For something that easily could have been exploited as basic propaganda, it’s fascinating that Angel Has Fallen does the most it can within its platform to actually have an ideology. It’s also beautiful to see a movie star like Gerard Butler, in the midst of acknowledging that he’s lived more years than he has ahead of him, make movies about the collapse of his own body and his former way of life. Mike Banning is a force of American justice, as fascistic as the state requires, but Butler is just an aging vulnerable man, desperate to show off the skills and compassion he has wherever he can. His body is beginning the slow descent into old age and he is finally embracing that he is not the actor, not the brute that he was once able to perform with ease. It all hurts now. However, there is a purpose and solace in the way he finds a new way to display himself, to prove how capable he is as a physical actor and a conveyer of raw feeling.
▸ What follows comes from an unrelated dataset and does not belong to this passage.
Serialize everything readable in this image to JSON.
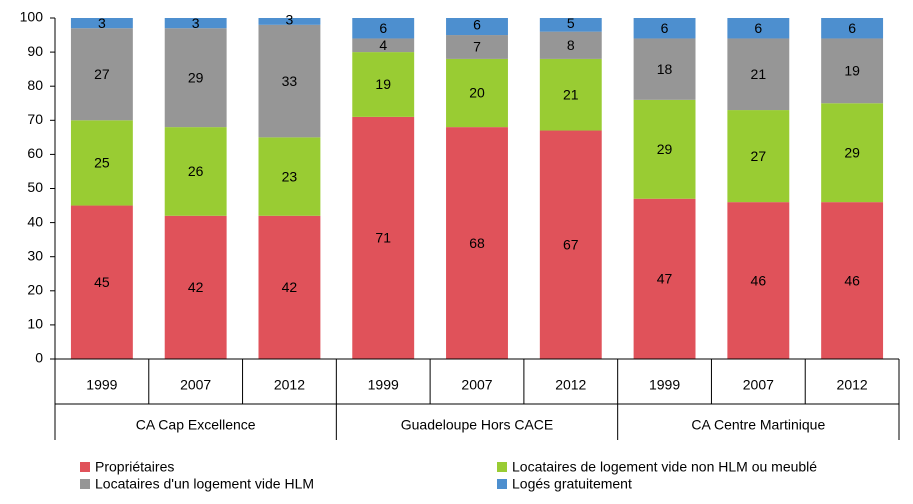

There will be a time where he has to hang up his boots – to forever step away from the ring, like every performer eventually has to. When that day comes, there’s no doubt that there will be any regrets. He has given it his all and made sure to burn as brightly as possible before the flame extinguishes and the last cheers end. Regardless of the quality of the source material or the accent, there’s always been something special about him, something that’s hard to put into words and impossible to suppress. Until the end, make sure to savour every moment we have left with our favourite ferocious, charismatic and ridiculous Scottish motherfucker.